Hi. I am new here and I guess I am just looking for advice and support. My daughter is 8 months old and her newborn screening for CF came back questionable. At 2 months old she had her first sweat test, it came back slightly elevated but not a positive. At 6 months she had her second sweat test, it was more elevated but still not positive. I was tested and found out I have a mutated DeltaF508 gene. My husband has not been tested yet (per doctors suggestion). Her pulmonologist suggested we have her bloodwork done and go from there. Friday we finally got the results. She has the mutated DeltaF508 and another abnormal gene (not producing enough protein). The Dr. said she has a Cystic Fibrosis Related Disorder. She will need to have another sweat test when she is a year old, but that was all the answers I got. I am clueless as to what this all means. I know I need to call and ask questions but I don't even know where to begin.
We are currently waiting for the genetics department to call about testing for my husband. The more research I do, the more confused I get! I just happened to come across this site and thought it might be a great place to start.

 

[Julie7]

Do you know what the other mutated gene is? Are you going to an accredited CF center? You have to be your child's advocate. Stay strong and know that there are many people with CF who lead normal lives. This is a great forum for support. You did not mention if your child has symptoms?

 

[Beccamom]

I would ask for a written copy of the genetics report. Then you can look at cftr2 which is a database organized by John Hopkins and has great understandable information. Also if your husband gets tested you can learn if your child's mutation and abnormal gene are really two different genes. Is the abnormal gene a 5t variant?

You came to a great place for information.

Hi. I am new here and I guess I am just looking for advice and support. My daughter is 8 months old and her newborn screening for CF came back questionable. At 2 months old she had her first sweat test, it came back slightly elevated but not a positive. At 6 months she had her second sweat test, it was more elevated but still not positive. I was tested and found out I have a mutated DeltaF508 gene. My husband has not been tested yet (per doctors suggestion). Her pulmonologist suggested we have her bloodwork done and go from there. Friday we finally got the results. She has the mutated DeltaF508 and another abnormal gene (not producing enough protein). The Dr. said she has a Cystic Fibrosis Related Disorder. She will need to have another sweat test when she is a year old, but that was all the answers I got. I am clueless as to what this all means. I know I need to call and ask questions but I don't even know where to begin.
We are currently waiting for the genetics department to call about testing for my husband. The more research I do, the more confused I get! I just happened to come across this site and thought it might be a great place to start.

 

[lulubugsmama]

Do you know what the other mutated gene is? Are you going to an accredited CF center? You have to be your child's advocate. Stay strong and know that there are many people with CF who lead normal lives. This is a great forum for support. You did not mention if your child has symptoms?

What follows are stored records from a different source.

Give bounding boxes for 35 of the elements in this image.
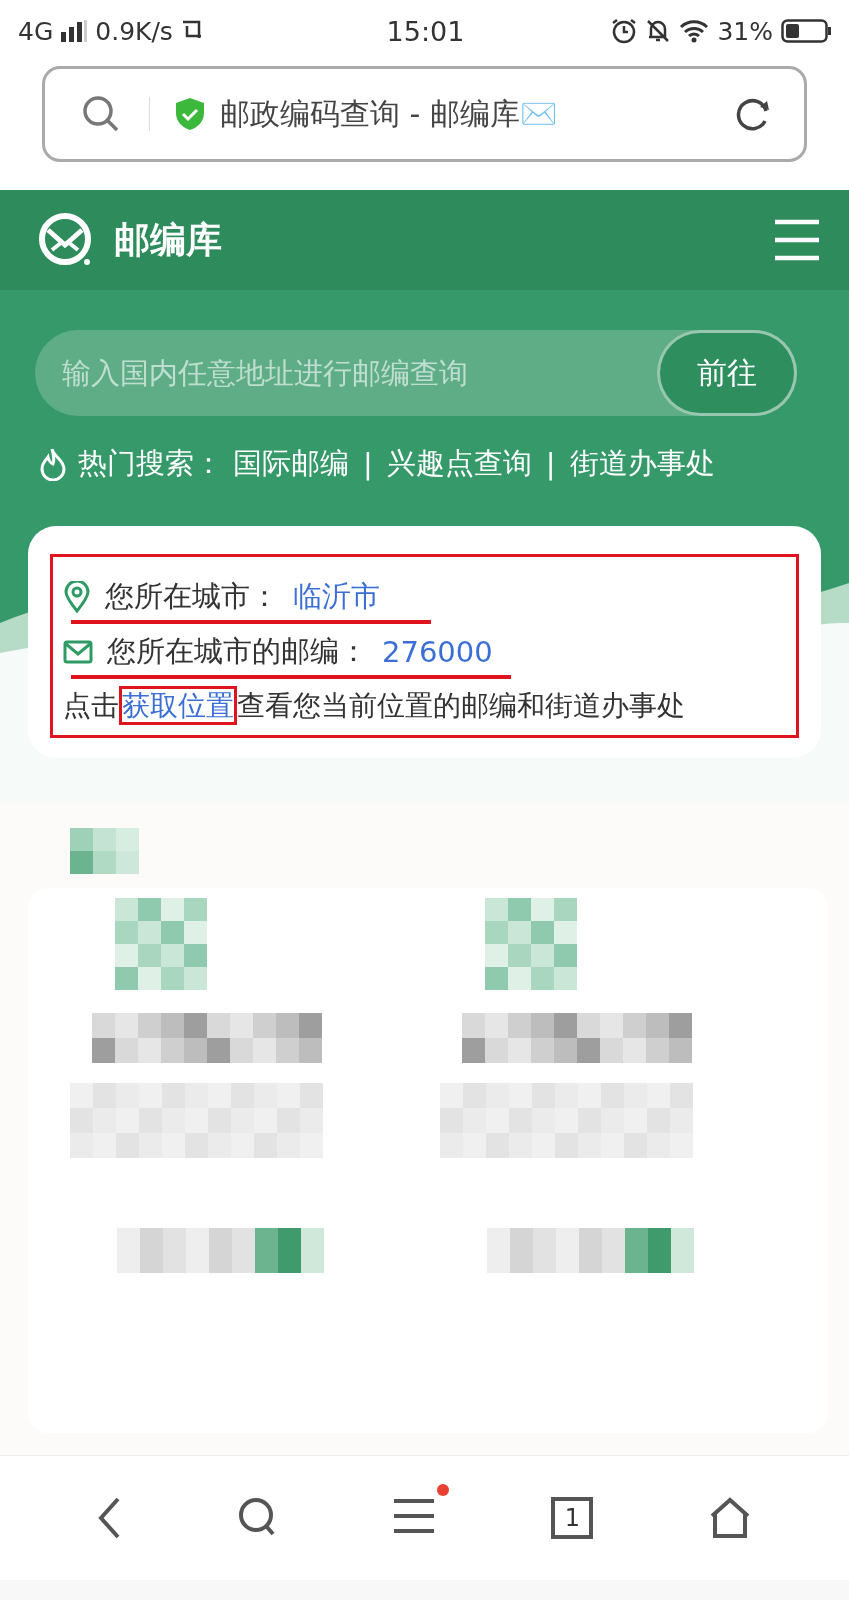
location-pin-icon — [63, 580, 91, 613]
battery-percent: 31% — [717, 16, 773, 46]
envelope-icon — [63, 639, 93, 664]
network-type: 4G — [18, 16, 54, 46]
hot-search-link[interactable]: 街道办事处 — [569, 444, 715, 484]
get-location-link[interactable]: 获取位置 — [119, 686, 237, 725]
info-value: 临沂市 — [293, 577, 380, 615]
hot-search-link[interactable]: 国际邮编 — [233, 444, 349, 484]
signal-icon — [61, 20, 88, 42]
shield-check-icon — [174, 97, 206, 131]
back-icon[interactable] — [97, 1497, 122, 1539]
menu-icon[interactable] — [393, 1498, 436, 1534]
hot-search-link[interactable]: 兴趣点查询 — [386, 444, 532, 484]
network-speed: 0.9K/s — [95, 16, 173, 46]
page-title: 邮政编码查询 - 邮编库✉ — [220, 94, 558, 133]
site-name[interactable]: 邮编库 — [114, 215, 753, 265]
address-bar[interactable]: 邮政编码查询 - 邮编库✉ — [42, 66, 807, 162]
clock-time: 15:01 — [386, 15, 465, 47]
go-button[interactable]: 前往 — [657, 330, 797, 416]
home-icon[interactable] — [709, 1497, 752, 1539]
search-field[interactable]: 输入国内任意地址进行邮编查询 前往 — [35, 330, 797, 416]
hot-search-label: 热门搜索： — [78, 445, 223, 482]
battery-icon — [781, 19, 833, 43]
info-label: 您所在城市的邮编： — [107, 632, 368, 670]
location-hint: 点击获取位置查看您当前位置的邮编和街道办事处 — [63, 687, 786, 725]
search-icon[interactable] — [81, 94, 121, 134]
link-separator: | — [363, 447, 373, 481]
alarm-icon — [611, 18, 638, 44]
wifi-icon — [679, 19, 710, 43]
tab-count[interactable]: 1 — [551, 1497, 594, 1539]
link-separator: | — [545, 447, 556, 481]
flame-icon — [38, 447, 68, 481]
envelope-logo-icon[interactable] — [38, 212, 94, 268]
info-value: 276000 — [382, 634, 493, 669]
info-label: 您所在城市： — [105, 577, 279, 615]
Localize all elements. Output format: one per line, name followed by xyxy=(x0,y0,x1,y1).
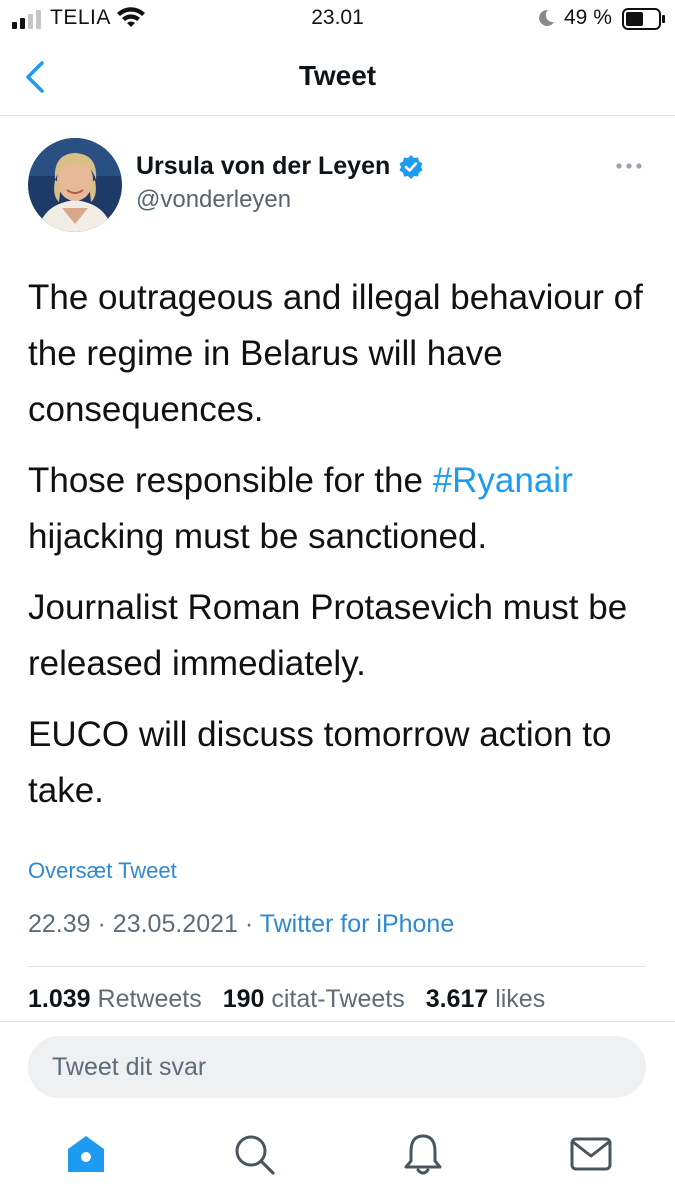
avatar[interactable] xyxy=(28,138,122,232)
divider xyxy=(28,966,646,967)
tweet-date: 23.05.2021 xyxy=(112,910,238,938)
page-title: Tweet xyxy=(298,60,377,91)
moon-icon xyxy=(539,9,554,26)
tweet-metadata: 22.39 · 23.05.2021 · Twitter for iPhone xyxy=(28,910,454,939)
more-options-icon[interactable] xyxy=(614,155,644,177)
author-name[interactable]: Ursula von der Leyen xyxy=(136,152,390,181)
likes-count: 3.617 xyxy=(425,985,489,1013)
reply-placeholder: Tweet dit svar xyxy=(52,1053,207,1081)
status-bar: TELIA 23.01 49 % xyxy=(0,0,675,40)
author-name-row[interactable]: Ursula von der Leyen xyxy=(136,152,424,181)
tweet-text-segment: hijacking must be sanctioned. xyxy=(28,517,488,556)
messages-icon[interactable] xyxy=(569,1132,613,1176)
likes-stat[interactable]: 3.617 likes xyxy=(426,985,546,1013)
divider xyxy=(0,1021,675,1022)
home-icon[interactable] xyxy=(64,1132,108,1176)
retweets-stat[interactable]: 1.039 Retweets xyxy=(28,985,202,1013)
battery-icon xyxy=(622,8,665,30)
tweet-source-link[interactable]: Twitter for iPhone xyxy=(260,910,455,938)
battery-percentage: 49 % xyxy=(564,6,612,29)
retweets-label: Retweets xyxy=(97,985,202,1013)
tweet-time: 22.39 xyxy=(28,910,91,938)
tweet-paragraph: Those responsible for the #Ryanair hijac… xyxy=(28,453,648,565)
quote-tweets-label: citat-Tweets xyxy=(271,985,405,1013)
reply-input[interactable]: Tweet dit svar xyxy=(28,1036,646,1098)
notifications-icon[interactable] xyxy=(401,1132,445,1176)
translate-tweet-link[interactable]: Oversæt Tweet xyxy=(28,858,177,884)
search-icon[interactable] xyxy=(232,1132,276,1176)
retweets-count: 1.039 xyxy=(28,985,91,1013)
nav-bar: Tweet xyxy=(0,40,675,116)
separator: · xyxy=(244,910,254,938)
hashtag-link[interactable]: #Ryanair xyxy=(433,461,573,500)
verified-badge-icon xyxy=(399,154,423,179)
author-handle[interactable]: @vonderleyen xyxy=(136,186,291,214)
tweet-paragraph: EUCO will discuss tomorrow action to tak… xyxy=(28,715,612,810)
tweet-paragraph: Journalist Roman Protasevich must be rel… xyxy=(28,588,628,683)
quote-tweets-stat[interactable]: 190 citat-Tweets xyxy=(223,985,405,1013)
tweet-text: The outrageous and illegal behaviour of … xyxy=(28,270,648,834)
separator: · xyxy=(97,910,106,938)
tweet-paragraph: The outrageous and illegal behaviour of … xyxy=(28,278,643,429)
likes-label: likes xyxy=(495,985,546,1013)
tweet-text-segment: Those responsible for the xyxy=(28,461,433,500)
tab-bar xyxy=(0,1120,675,1200)
tweet-stats: 1.039 Retweets 190 citat-Tweets 3.617 li… xyxy=(28,985,559,1014)
quote-tweets-count: 190 xyxy=(222,985,265,1013)
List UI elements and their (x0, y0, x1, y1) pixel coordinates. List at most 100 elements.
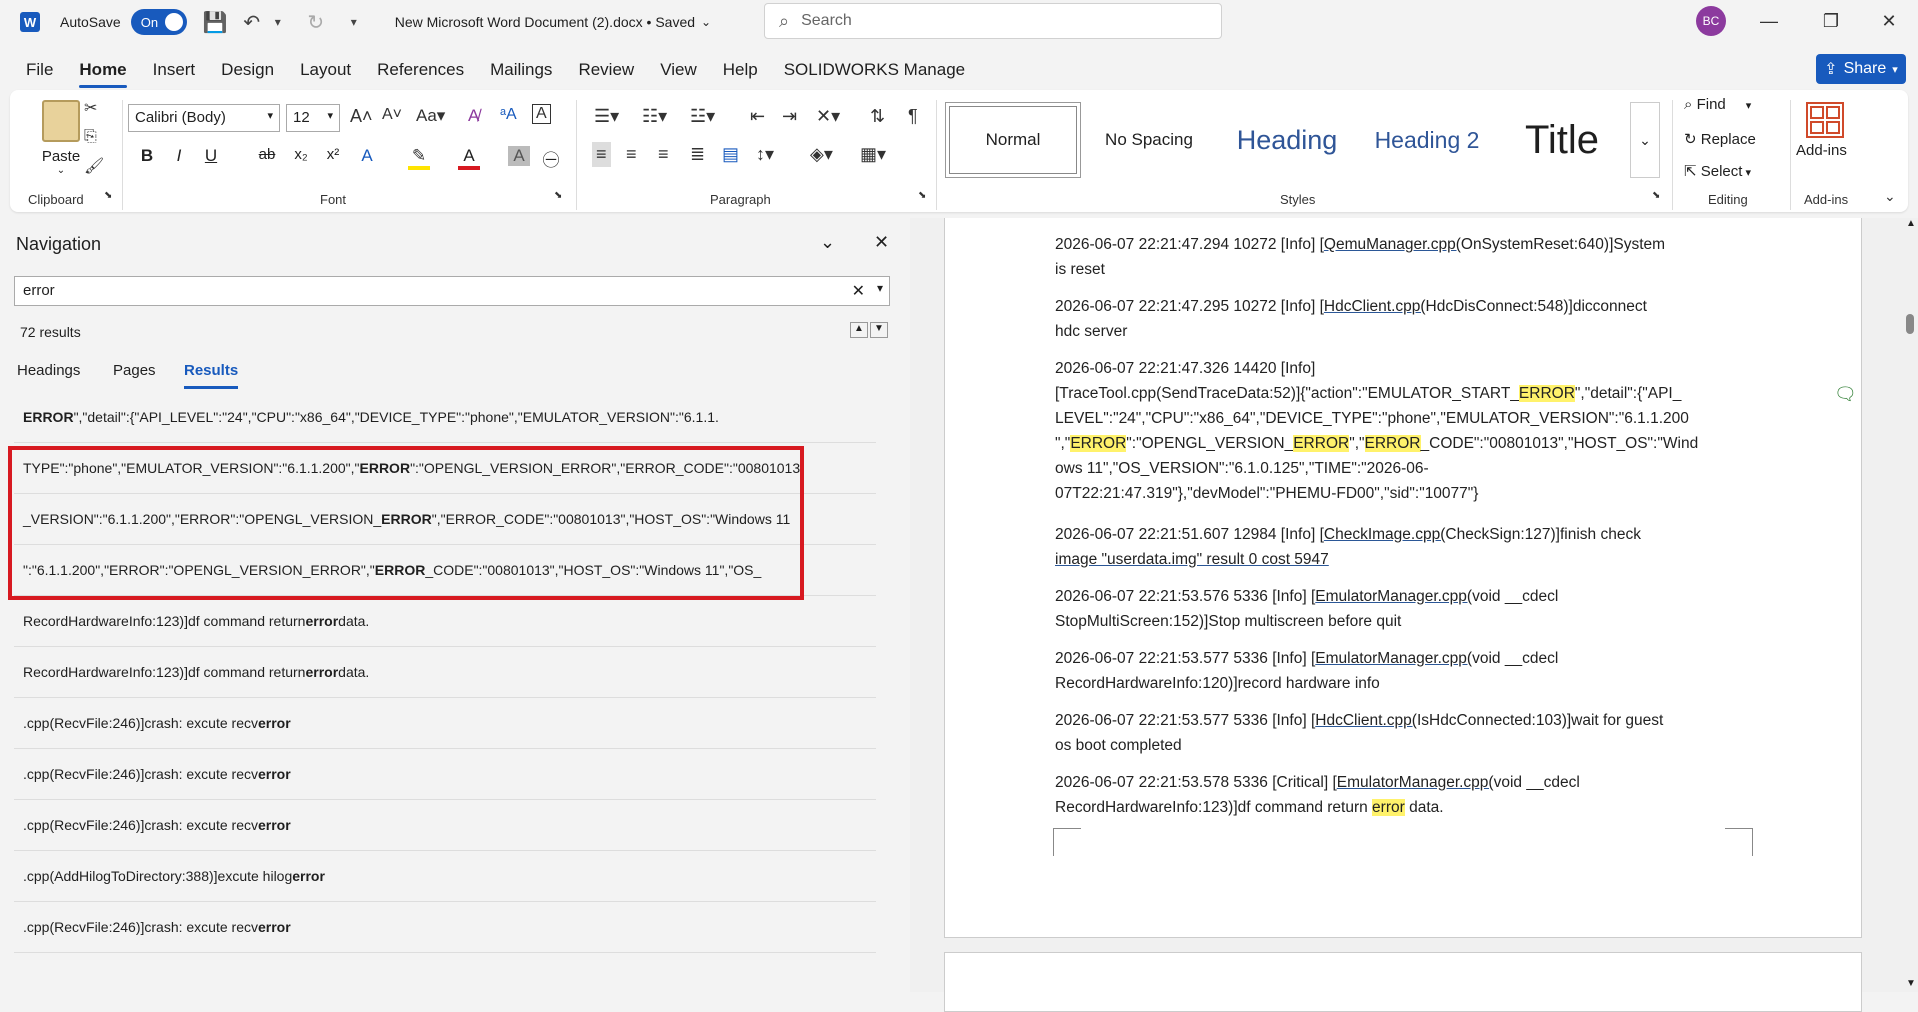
tab-mailings[interactable]: Mailings (490, 56, 552, 84)
tab-layout[interactable]: Layout (300, 56, 351, 84)
close-icon[interactable]: ✕ (1874, 6, 1904, 36)
paste-button[interactable]: Paste ⌄ (30, 100, 92, 176)
strikethrough-icon[interactable]: ab (256, 146, 278, 163)
chevron-down-icon[interactable]: ⌄ (701, 15, 711, 29)
clear-formatting-icon[interactable]: A̸ (468, 106, 479, 126)
select-button[interactable]: ⇱ Select ▾ (1684, 162, 1751, 180)
tab-review[interactable]: Review (578, 56, 634, 84)
distributed-icon[interactable]: ▤ (722, 144, 739, 165)
line-spacing-icon[interactable]: ↕▾ (756, 144, 774, 165)
tab-help[interactable]: Help (723, 56, 758, 84)
style-title[interactable]: Title (1497, 102, 1627, 178)
borders-icon[interactable]: ▦▾ (860, 144, 886, 165)
search-result-item[interactable]: .cpp(RecvFile:246)]crash: excute recv er… (14, 800, 876, 851)
align-center-icon[interactable]: ≡ (626, 144, 637, 165)
customize-toolbar-icon[interactable]: ▾ (343, 15, 365, 29)
phonetic-guide-icon[interactable]: ᵃA (500, 106, 517, 124)
search-result-item[interactable]: .cpp(RecvFile:246)]crash: excute recv er… (14, 902, 876, 953)
font-size-select[interactable]: 12 ▾ (286, 104, 340, 132)
character-shading-icon[interactable]: A (508, 146, 530, 166)
add-ins-button[interactable]: Add-ins (1796, 142, 1847, 159)
sort-icon[interactable]: ⇅ (870, 106, 885, 127)
bullets-icon[interactable]: ☰▾ (594, 106, 619, 127)
increase-indent-icon[interactable]: ⇥ (782, 106, 797, 127)
copy-icon[interactable]: ⎘ (84, 128, 97, 146)
align-right-icon[interactable]: ≡ (658, 144, 669, 165)
show-formatting-marks-icon[interactable]: ¶ (908, 106, 918, 127)
cut-icon[interactable]: ✂ (84, 98, 97, 118)
highlight-icon[interactable]: ✎ (408, 146, 430, 170)
subscript-icon[interactable]: x₂ (290, 146, 312, 163)
navigation-search-input[interactable]: error ✕ ▾ (14, 276, 890, 306)
styles-more-button[interactable]: ⌄ (1630, 102, 1660, 178)
shrink-font-icon[interactable]: A˅ (382, 106, 402, 124)
styles-launcher-icon[interactable]: ⬊ (1652, 190, 1660, 201)
paragraph-launcher-icon[interactable]: ⬊ (918, 190, 926, 201)
add-ins-icon[interactable] (1806, 102, 1844, 138)
tab-insert[interactable]: Insert (153, 56, 196, 84)
save-icon[interactable]: 💾 (203, 10, 228, 35)
vertical-scrollbar[interactable] (1904, 218, 1918, 992)
search-options-icon[interactable]: ▾ (877, 281, 883, 295)
tab-references[interactable]: References (377, 56, 464, 84)
search-result-item[interactable]: .cpp(RecvFile:246)]crash: excute recv er… (14, 698, 876, 749)
font-launcher-icon[interactable]: ⬊ (554, 190, 562, 201)
find-button[interactable]: ⌕ Find ▾ (1684, 96, 1751, 113)
italic-icon[interactable]: I (168, 146, 190, 166)
document-page[interactable]: 2026-06-07 22:21:47.294 10272 [Info] [Qe… (944, 218, 1862, 938)
grow-font-icon[interactable]: A˄ (350, 106, 373, 127)
search-result-item[interactable]: RecordHardwareInfo:123)]df command retur… (14, 596, 876, 647)
chevron-down-icon[interactable]: ⌄ (820, 232, 835, 253)
underline-icon[interactable]: U (200, 146, 222, 166)
next-result-icon[interactable]: ▼ (870, 322, 888, 338)
asian-layout-icon[interactable]: ✕▾ (816, 106, 840, 127)
justify-icon[interactable]: ≣ (690, 144, 705, 165)
tab-solidworks-manage[interactable]: SOLIDWORKS Manage (784, 56, 965, 84)
character-border-icon[interactable]: A (532, 104, 551, 124)
tab-pages[interactable]: Pages (113, 362, 156, 379)
tab-home[interactable]: Home (79, 56, 127, 88)
comment-icon[interactable]: 🗨 (1834, 384, 1857, 405)
search-result-item[interactable]: .cpp(AddHilogToDirectory:388)]excute hil… (14, 851, 876, 902)
style-heading[interactable]: Heading (1217, 102, 1357, 178)
text-effects-icon[interactable]: A (356, 146, 378, 166)
enclose-characters-icon[interactable]: ㊀ (540, 146, 562, 171)
undo-icon[interactable]: ↶ (241, 10, 263, 35)
shading-icon[interactable]: ◈▾ (810, 144, 833, 165)
format-painter-icon[interactable]: 🖌 (84, 156, 104, 176)
share-button[interactable]: ⇪ Share ▾ (1816, 54, 1906, 84)
align-left-icon[interactable]: ≡ (592, 142, 611, 167)
tab-file[interactable]: File (26, 56, 53, 84)
redo-icon[interactable]: ↻ (305, 10, 327, 35)
clear-search-icon[interactable]: ✕ (852, 281, 865, 301)
document-title[interactable]: New Microsoft Word Document (2).docx • S… (395, 14, 695, 30)
multilevel-list-icon[interactable]: ☳▾ (690, 106, 715, 127)
restore-icon[interactable]: ❐ (1816, 6, 1846, 36)
tab-headings[interactable]: Headings (17, 362, 80, 379)
superscript-icon[interactable]: x² (322, 146, 344, 163)
avatar[interactable]: BC (1696, 6, 1726, 36)
autosave-toggle[interactable]: On (130, 9, 187, 35)
minimize-icon[interactable]: — (1754, 6, 1784, 36)
numbering-icon[interactable]: ☷▾ (642, 106, 667, 127)
undo-dropdown-icon[interactable]: ▾ (267, 15, 289, 29)
scroll-up-icon[interactable]: ▲ (1906, 218, 1916, 229)
scrollbar-thumb[interactable] (1906, 314, 1914, 334)
search-result-item[interactable]: .cpp(RecvFile:246)]crash: excute recv er… (14, 749, 876, 800)
clipboard-launcher-icon[interactable]: ⬊ (104, 190, 112, 201)
bold-icon[interactable]: B (136, 146, 158, 166)
search-result-item[interactable]: ERROR ","detail":{"API_LEVEL":"24","CPU":… (14, 392, 876, 443)
tab-view[interactable]: View (660, 56, 697, 84)
decrease-indent-icon[interactable]: ⇤ (750, 106, 765, 127)
search-result-item[interactable]: RecordHardwareInfo:123)]df command retur… (14, 647, 876, 698)
previous-result-icon[interactable]: ▲ (850, 322, 868, 338)
collapse-ribbon-icon[interactable]: ⌄ (1884, 188, 1896, 205)
replace-button[interactable]: ↻ Replace (1684, 130, 1756, 148)
change-case-icon[interactable]: Aa▾ (416, 106, 445, 126)
tab-design[interactable]: Design (221, 56, 274, 84)
font-color-icon[interactable]: A (458, 146, 480, 170)
close-icon[interactable]: ✕ (874, 232, 889, 253)
style-no-spacing[interactable]: No Spacing (1081, 102, 1217, 178)
scroll-down-icon[interactable]: ▼ (1906, 978, 1916, 989)
tab-results[interactable]: Results (184, 362, 239, 389)
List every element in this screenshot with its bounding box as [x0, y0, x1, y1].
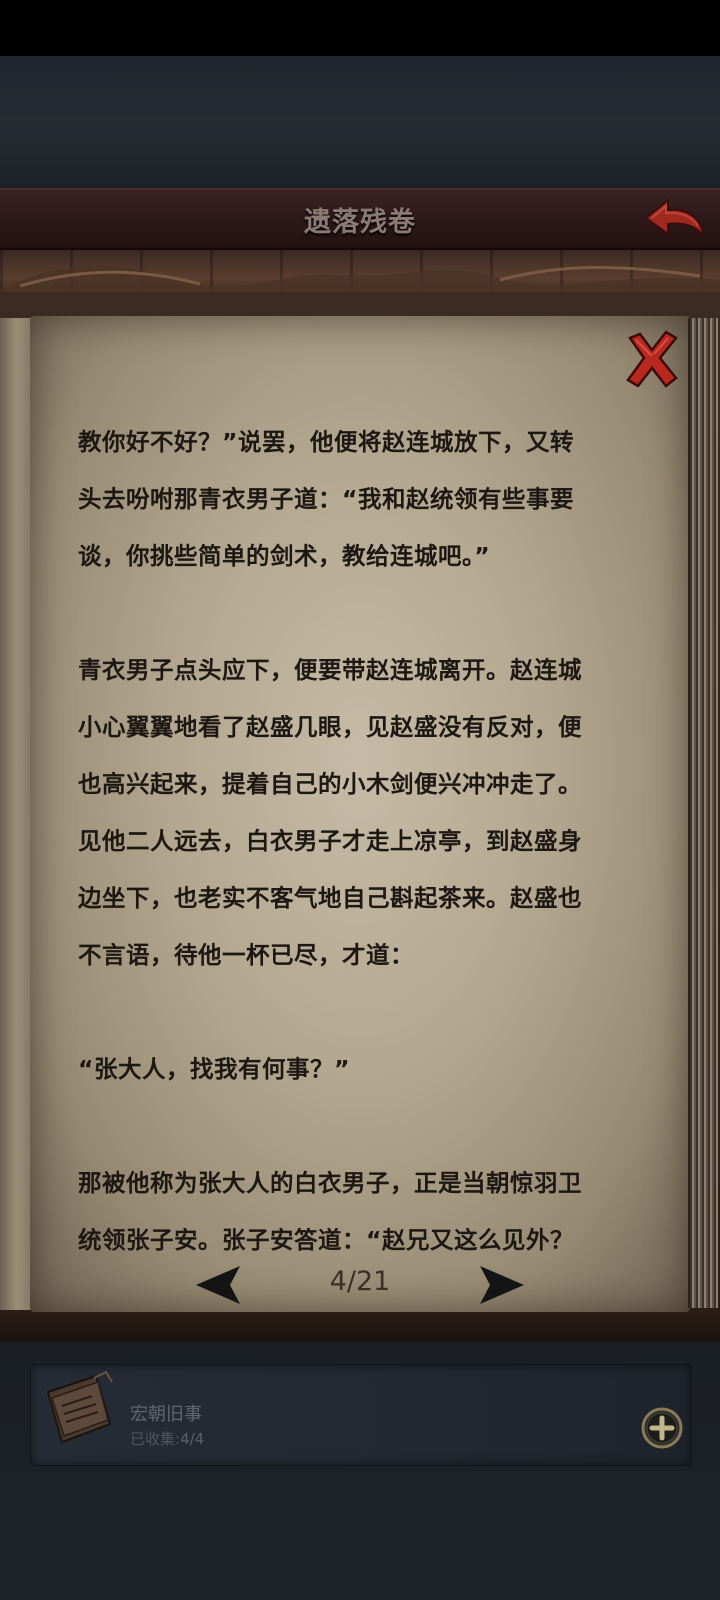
- background-upper: [0, 56, 720, 188]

I don't know what the other mutated gene is. The Dr. may have mentioned it, but I was upset when he was talking to me on the phone. I don't know that she has any symptoms, she has breathing problems but it was diagnosed at Laryngomalacia. I am concerned that maybe that could have been misdiagnosed?? Yes, we are going to an accredited CF Hospital, but considering getting a second opinion. I want to call the Dr. and ask questions, I guess I just don't know where to start.

 

[lulubugsmama]

I would ask for a written copy of the genetics report. Then you can look at cftr2 which is a database organized by John Hopkins and has great understandable information. Also if your husband gets tested you can learn if your child's mutation and abnormal gene are really two different genes. Is the abnormal gene a 5t variant?

You came to a great place for information.

I never thought of asking for a written copy, I think that's a great idea, thanks! I hope he gets tested soon, we are waiting to hear from the Genetics department at the hospital. I suppose I could call myself, maybe get things moving. I am unsure what a "5t variant" is, so I can't answer that.